Throughout Australia, a trip to the pub is often a multifarious experience. Patrons can rent a room, grab a meal, down a beer, socialize with friends, and have a go on the pokies all in one place, making local taverns a popular stop for the majority of adult-aged Aussies. But one prevalent hangout in southeast SA has declared no more need for poker machines.
A staple of High Street’s frontage for more than a century, Old Bush Inn is considered by many locals to be the “top pub” in Willunga. Built in 1901 atop the previous Bush Inn (1870)—with roots dating back to 1839—utilizing much of the original Atkinson’s red brick foundation, generations of Willunga residents have made the pub a regular destination for an evening out.
About a year ago, a new set of owners invested in the famous property. Partners Gavin Collings and Christina Repetti took over the business, and have since found that its poker machines simply weren’t bringing in enough revenue to compensate for the space they occupied.
Collings and Repetti said their goal for the Old Bush Inn is to provide a more family friendly atmosphere; a social pub where patrons can enjoy a fantastic meal and the company of one another, without the distraction of poker machines around the corner.
No More Pokies at Old Bush Inn
Until last week, Old Bush Inn was home to 10 pokies, which the new owners claim weren’t enough to generate any respectable revenue. It didn’t help that, the majority of the time, the machines lay dormant while the establishment was losing business due to a lack of restaurant seating space.
“The machines often sat idle,” Repetti vindicated their decision to remove the gambling devices. “Meanwhile we are regularly turning people away on busy nights because we don’t have enough dining capacity.”
Thus, removal of the 10 poker machines gave Collings and Repetti the ability to expand their dining area, saving money on the cost of licensing pokies that patrons simply didn’t find enough interest in.
“Pokies are declining and the cost of running them can often outweigh the revenue,” explained Repetti, “especially when you only have 10 machines.”
Poker Machines Losing Popularity in SA
Throughout South Australia, poker machines seem to have lost their luster. Their revenue generation has fallen dramatically, mirroring abysmal results that haven’t been seen in more than a decade.

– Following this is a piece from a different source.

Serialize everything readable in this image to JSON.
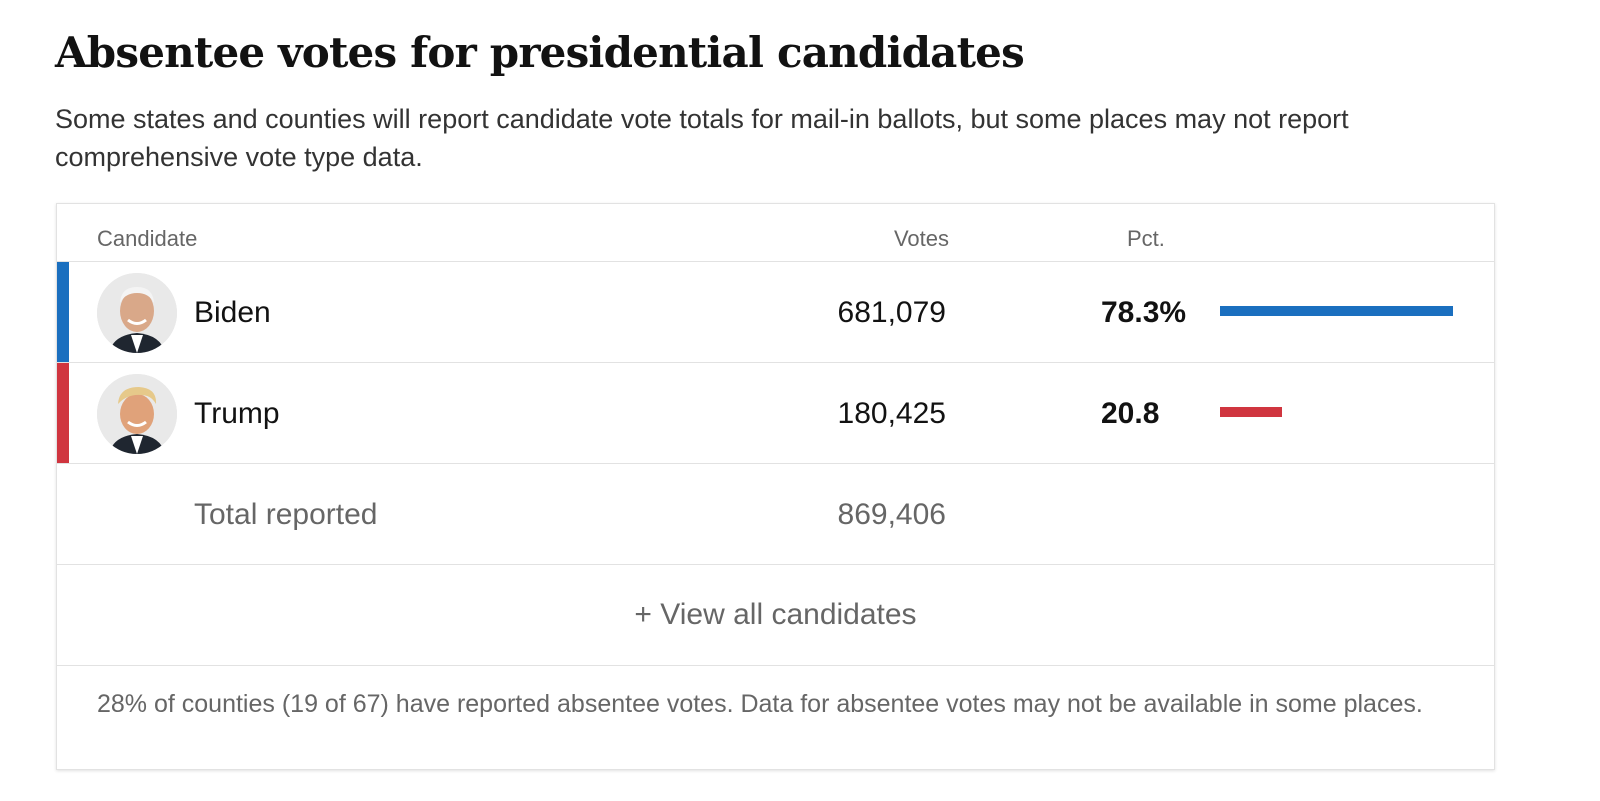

The Office of Consumer and Business Services reported SA pokies players sent just $726 million on the machines in the last fiscal year; the lowest figure calculated since 2004.
As a result, it wouldn’t be too surprising to see more pokies pubs in SA taking a similar approach as that of Old Bush Inn’s new owners. Those who achieve a substantial portion of their business from non-pokies playing patrons will surely be taking a closer look at how the eliminating pokies fees and adding more space might help to build upon their current business.
Some have pinned the reduction in spending on poker machines to the increasing prevalence of online pokies. Coincidentally, that’s exactly where many loyal patrons of the Old Bush Inn who enjoyed an occasional spin on the reels will likely turn to continue taking pleasure in the historically entertaining pastime.